Júlio Schneider e Sergio Bonelli

(Para aproveitar a extensão completa das imagens acima, clique nas mesmas)

3 Comentários

  1. A saudade evocada no belo texto de Júlio Schneider é também a expressão mais íntima do nosso Fado, daquilo que nos distingue de outras gentes e nos irmana sentimentalmente ao povo brasileiro, cujas raízes Sergio Bonelli também partilhava… tanto por afecto como por afinidade espiritual.
    De facto, o Brasil, que tanto amou, era a sua segunda pátria, o espelho de uma outra identidade que transfigurou na sua maior e mais bela criação: Mister No.
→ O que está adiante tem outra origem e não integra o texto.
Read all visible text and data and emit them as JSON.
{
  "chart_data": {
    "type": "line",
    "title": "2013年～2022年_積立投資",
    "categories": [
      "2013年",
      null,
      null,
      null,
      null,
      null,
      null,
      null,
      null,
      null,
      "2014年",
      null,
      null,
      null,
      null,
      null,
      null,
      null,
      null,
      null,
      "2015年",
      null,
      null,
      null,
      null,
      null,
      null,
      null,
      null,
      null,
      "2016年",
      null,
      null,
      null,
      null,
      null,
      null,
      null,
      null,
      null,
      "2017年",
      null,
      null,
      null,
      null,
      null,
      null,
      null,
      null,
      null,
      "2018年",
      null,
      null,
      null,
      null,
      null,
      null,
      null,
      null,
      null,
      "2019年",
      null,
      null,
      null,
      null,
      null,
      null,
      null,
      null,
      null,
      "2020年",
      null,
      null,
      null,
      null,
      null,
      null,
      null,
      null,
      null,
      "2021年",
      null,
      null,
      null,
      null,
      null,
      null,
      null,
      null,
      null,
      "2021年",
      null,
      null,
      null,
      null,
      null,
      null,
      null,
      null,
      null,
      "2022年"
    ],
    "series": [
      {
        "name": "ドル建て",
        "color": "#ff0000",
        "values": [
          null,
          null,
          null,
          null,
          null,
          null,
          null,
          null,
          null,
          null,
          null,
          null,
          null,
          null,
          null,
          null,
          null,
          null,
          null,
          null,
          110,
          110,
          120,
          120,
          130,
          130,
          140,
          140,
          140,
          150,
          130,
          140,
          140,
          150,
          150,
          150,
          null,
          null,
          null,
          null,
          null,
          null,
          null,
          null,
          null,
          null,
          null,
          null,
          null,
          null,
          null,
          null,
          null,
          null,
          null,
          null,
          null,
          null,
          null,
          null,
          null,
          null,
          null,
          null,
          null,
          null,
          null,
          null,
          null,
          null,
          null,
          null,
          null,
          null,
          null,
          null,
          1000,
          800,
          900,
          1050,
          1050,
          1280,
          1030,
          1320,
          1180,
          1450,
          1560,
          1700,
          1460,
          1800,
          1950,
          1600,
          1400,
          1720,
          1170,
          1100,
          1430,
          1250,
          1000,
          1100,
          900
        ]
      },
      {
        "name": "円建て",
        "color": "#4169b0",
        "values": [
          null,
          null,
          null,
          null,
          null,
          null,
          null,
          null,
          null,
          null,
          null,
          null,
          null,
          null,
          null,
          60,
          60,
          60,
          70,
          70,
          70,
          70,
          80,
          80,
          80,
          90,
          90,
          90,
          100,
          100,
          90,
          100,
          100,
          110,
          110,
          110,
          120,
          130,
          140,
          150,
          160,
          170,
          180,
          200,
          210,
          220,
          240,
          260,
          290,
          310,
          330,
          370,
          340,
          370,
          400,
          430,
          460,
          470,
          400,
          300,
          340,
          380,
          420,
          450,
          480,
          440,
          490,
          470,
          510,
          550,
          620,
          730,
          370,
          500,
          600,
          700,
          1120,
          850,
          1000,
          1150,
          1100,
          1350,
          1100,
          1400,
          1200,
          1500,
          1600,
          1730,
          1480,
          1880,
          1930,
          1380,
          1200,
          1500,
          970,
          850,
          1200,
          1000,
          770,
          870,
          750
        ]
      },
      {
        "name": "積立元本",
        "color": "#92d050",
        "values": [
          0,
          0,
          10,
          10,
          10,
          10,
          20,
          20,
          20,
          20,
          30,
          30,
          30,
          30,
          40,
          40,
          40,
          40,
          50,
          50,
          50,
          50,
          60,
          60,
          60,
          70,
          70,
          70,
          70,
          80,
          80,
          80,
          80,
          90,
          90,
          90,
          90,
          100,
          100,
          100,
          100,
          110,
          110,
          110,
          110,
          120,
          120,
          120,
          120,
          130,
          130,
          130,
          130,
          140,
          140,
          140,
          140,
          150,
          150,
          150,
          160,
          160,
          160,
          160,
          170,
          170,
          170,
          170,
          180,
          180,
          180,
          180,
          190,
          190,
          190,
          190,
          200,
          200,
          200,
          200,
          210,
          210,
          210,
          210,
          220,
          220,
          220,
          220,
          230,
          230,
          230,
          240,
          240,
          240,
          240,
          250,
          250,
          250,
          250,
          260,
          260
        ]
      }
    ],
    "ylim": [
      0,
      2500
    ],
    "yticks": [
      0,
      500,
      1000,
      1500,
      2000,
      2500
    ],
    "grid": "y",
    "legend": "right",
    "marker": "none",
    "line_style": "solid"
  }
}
E creio que (parafraseando um pouco Fernando Pessoa) a língua portuguesa era o seu orgulhoso património de cidadão do Novo Mundo.

  2. Júlio Schneider e seus causos… e no livro recém lançado aqui no Brasil, ele nos conta mais dois. Então fiquemos atentos a sua entrevista. Se no primeiro livro entrevistei Sergio Bonelli, agora o entrevistado foi o Júlio.
    Podemos afirmar nessa altura das homenagens (03/0ut) que o Sergio Bonelli era um ídolo para muita gente, que por muito tempo valorizou apenas os heróis.

  3. Belo e emocionante relato este do Júlio! Dá quase prá interpretar Tex e Carson a dialogar pela pradaria à noitinha em direção a uma cidadezinha conhecida, culminando numa farta refeição de bifes, batatas fritas, cervejas e torta de maçã pela mão amiga da taverneira.